Beyond the daily battles he wages on the streets and courts, he also started a skill development centre for those suffering from serious medical ailments. Thanks to the Swabhiman Kendra (self-respect centre) he started, more than 5000 women have jobs today.
“It angered me to see the government distributing milk and ration, but not employment. It was crippling them,” he told Livemint.
Beyond these herculean efforts, however, Jabbar ensures that the public’s memory of this horrific incident, how its victims continue to suffer today and the government’s inability to hold those responsible accountable, particularly its decision to let Warren Anderson, the chairman of Union Carbide Corporation, escape the country, remains fresh and alive.
Every Saturday, he organises weekly meetings at the Yadgan-e-Shahjahani Park to keep the victims going. Keeping public memory alive is a critical feature of Jabbar’s activism.

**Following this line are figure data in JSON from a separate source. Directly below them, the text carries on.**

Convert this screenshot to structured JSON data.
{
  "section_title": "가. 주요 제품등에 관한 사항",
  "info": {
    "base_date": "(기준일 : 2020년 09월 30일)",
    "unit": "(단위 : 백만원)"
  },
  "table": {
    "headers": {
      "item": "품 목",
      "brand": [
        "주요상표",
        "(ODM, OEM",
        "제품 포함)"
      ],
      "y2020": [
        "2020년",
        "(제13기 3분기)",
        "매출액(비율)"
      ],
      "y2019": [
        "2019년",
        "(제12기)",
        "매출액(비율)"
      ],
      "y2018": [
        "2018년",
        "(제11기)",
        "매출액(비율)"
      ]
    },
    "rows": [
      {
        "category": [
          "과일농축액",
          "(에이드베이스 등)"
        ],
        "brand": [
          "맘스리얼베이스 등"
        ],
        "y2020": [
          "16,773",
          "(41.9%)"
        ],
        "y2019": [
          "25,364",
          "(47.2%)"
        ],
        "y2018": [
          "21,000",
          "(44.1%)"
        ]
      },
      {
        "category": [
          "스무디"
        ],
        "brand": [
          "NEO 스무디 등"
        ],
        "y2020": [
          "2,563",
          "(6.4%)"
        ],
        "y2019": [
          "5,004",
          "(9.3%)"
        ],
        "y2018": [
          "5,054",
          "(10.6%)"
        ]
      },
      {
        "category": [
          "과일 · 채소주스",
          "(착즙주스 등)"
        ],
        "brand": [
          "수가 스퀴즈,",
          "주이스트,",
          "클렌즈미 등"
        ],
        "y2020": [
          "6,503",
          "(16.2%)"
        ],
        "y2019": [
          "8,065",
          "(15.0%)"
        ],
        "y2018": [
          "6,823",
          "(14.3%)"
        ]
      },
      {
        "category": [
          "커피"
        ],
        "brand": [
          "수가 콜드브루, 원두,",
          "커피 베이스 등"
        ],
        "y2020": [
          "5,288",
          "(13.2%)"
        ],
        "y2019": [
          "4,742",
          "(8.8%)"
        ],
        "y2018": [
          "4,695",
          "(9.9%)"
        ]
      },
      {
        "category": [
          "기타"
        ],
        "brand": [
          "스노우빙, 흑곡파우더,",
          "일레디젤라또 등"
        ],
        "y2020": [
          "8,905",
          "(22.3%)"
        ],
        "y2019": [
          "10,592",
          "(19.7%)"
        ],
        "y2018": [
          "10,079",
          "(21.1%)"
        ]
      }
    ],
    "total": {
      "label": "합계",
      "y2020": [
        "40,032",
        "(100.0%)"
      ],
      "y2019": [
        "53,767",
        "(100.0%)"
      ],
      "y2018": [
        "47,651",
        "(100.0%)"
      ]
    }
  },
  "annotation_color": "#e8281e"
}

“[The] Bhopal gas disaster’s responsibility doesn’t just lie with Union carbide alone. [The] state government was equally responsible for giving permission for setting up a poisonous chemical plant in the heart of the city and, on top of it, not monitoring the dangerous plant.
[The] Central Government was responsible for giving immunity to Union Carbide officials and aiding their escape from the country. But none of the three parties [is] ready to accept any responsibility, as if it was the victims’ fault for inhaling the gas,” he tells Two Circles.
Till this day, he continues to fight for better compensation, medical, environmental (toxic chemicals that are still contaminating groundwater) and economic rehabilitation for the victims and survivors, believing that governments both at the State and Central level have done very little.
The Bhopal Gas Tragedy isn’t one of the darkest chapters of Post-Independence India merely because of the human tragedy itself, but also because successive governments abandoned their own people to serve other interests. According to this news report, five to six lives are lost every day even today as a result of the leak’s after effects. Generations have been scarred by it.
“Our politicians are spineless. Even as 34 years have passed since the tragedy took place, no one stands by us. As a result, the gas-hit are leading a miserable life. So, this time we have planned to ask for compensation on notary.” Jabbar told News Click while the state of Madhya Pradesh was in campaign mode for Assembly elections.
In fact, citizen groups asked candidates contesting elections particularly in areas of the city most affected by the Bhopal Gas Tragedy, for a notarised pledge promising compensation, failing which they will take legal action against them.
“The personal cost has been great: one broken marriage and a struggle to pay bills, while the Bhopal leak damaged both his eyes and his lungs. Yet he (Jabbar) continues to show an unassuming nobility, tending to victims rather than MPs or press, and giving his all to an often-forgotten fight,” says this Guardian profile of Abdul Jabbar.
While successive governments may have failed the survivors and victims, Jabbar and many of his ilk aren’t yet quite willing to give up their fight.